1

I'm trying to use FeatureTools to create a dataset for use in customer churn analysis. I have a raw dataset of orders that include fields like:

customer_id, order_id, order_month, order_datetime, order_cost

I'd like to create a dataset that returns one row per customer per month they've made an order and relevant information like AVG(order_cost) within that month. So far I've made entities including order (based on order_id) and customer (customer_id). I haven't been able to figure out how to create monthly features for each customer, however. I've tried creating a separate entity that is based on a custom ID of each customer_id + order_month. Is that the best approach? Is there a better tool for this?

Thanks!

kevin.w.johnson
  • 1,684
  • 3
  • 18
  • 37

1 Answers1

0

Thanks for the question. If you want one row per customer per month, then that is currently the best approach. Otherwise, you can also use where primitives to get one column per month for each customer. To do that, you would need to set interesting values for the order_month variable and use where_primitives in DFS.

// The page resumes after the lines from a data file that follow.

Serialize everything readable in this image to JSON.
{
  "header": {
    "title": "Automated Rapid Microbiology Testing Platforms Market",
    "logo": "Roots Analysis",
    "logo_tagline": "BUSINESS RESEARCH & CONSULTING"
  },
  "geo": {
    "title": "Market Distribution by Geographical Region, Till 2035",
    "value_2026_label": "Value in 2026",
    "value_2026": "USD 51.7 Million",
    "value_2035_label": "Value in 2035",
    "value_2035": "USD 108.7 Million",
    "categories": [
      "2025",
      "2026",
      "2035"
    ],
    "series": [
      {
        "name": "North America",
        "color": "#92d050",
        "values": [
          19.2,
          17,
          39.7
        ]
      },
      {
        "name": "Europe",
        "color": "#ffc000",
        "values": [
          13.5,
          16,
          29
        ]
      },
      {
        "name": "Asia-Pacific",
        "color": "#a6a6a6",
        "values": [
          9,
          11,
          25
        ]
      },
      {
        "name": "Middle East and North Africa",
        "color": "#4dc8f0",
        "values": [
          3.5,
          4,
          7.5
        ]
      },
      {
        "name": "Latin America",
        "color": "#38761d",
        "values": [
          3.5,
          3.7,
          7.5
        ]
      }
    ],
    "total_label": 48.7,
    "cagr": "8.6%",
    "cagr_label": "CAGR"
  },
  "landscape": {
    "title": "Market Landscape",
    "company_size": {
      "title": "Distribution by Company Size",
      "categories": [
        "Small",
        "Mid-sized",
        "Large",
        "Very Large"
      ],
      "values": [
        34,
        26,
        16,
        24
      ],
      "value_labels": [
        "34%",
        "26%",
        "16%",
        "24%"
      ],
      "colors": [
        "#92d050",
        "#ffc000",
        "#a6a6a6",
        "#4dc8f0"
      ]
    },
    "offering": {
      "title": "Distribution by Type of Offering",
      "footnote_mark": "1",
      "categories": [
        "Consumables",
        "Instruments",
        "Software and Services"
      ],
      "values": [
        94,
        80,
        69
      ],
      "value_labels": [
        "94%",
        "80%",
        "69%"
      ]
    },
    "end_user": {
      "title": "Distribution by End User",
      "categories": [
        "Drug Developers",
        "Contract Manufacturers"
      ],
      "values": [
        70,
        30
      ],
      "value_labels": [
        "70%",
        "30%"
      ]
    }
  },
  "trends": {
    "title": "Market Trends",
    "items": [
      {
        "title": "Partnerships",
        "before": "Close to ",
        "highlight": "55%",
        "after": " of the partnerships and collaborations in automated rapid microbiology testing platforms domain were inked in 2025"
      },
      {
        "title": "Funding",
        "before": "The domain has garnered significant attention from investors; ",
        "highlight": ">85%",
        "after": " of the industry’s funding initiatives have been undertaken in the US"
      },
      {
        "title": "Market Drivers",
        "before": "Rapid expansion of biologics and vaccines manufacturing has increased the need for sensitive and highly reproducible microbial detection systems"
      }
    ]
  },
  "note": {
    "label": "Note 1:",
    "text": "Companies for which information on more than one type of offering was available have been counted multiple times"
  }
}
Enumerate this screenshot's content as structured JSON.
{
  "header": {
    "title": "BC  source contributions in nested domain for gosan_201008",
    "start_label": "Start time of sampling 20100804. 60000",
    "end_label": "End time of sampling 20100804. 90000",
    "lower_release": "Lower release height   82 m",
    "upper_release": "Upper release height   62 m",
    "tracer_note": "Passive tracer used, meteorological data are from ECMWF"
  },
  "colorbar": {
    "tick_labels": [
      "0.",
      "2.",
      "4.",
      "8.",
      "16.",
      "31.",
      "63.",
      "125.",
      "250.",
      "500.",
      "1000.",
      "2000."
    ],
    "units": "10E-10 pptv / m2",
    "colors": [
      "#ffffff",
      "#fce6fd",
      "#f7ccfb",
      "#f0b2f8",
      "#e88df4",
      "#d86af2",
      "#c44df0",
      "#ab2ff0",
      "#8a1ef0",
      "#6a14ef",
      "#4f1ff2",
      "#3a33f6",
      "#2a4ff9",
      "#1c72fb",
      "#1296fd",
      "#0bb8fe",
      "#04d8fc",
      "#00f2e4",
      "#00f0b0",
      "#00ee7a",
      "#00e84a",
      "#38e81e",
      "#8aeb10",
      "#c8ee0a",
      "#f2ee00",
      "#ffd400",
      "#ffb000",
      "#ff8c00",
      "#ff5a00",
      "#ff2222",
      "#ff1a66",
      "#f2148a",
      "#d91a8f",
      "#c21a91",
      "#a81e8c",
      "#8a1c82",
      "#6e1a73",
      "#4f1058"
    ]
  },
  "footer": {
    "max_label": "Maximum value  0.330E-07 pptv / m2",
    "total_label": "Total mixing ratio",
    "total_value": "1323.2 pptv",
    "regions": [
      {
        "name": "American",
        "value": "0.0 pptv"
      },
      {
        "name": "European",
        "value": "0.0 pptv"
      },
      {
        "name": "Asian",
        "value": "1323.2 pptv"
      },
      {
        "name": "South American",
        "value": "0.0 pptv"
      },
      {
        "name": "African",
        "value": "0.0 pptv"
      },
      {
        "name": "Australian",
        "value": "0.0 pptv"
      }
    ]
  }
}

es['orders']['order_month'].interesting_values = df.order_month.unique()

fm, fd = ft.dfs(
    target_entity='customers',
    entityset=es,
    trans_primitives=[],
    agg_primitives=['mean'],
    where_primitives=['mean'],
)
             MEAN(orders.order_cost WHERE order_month = 1)  ...  MEAN(orders.order_cost WHERE order_month = 12)
customer_id                                                 ...                                                
2                                               659.426667  ...                                           3.000
1                                               478.490000  ...                                         435.270
3                                               468.316667  ...                                         319.975
Jeff Hernandez
  • 2,063
  • 16
  • 20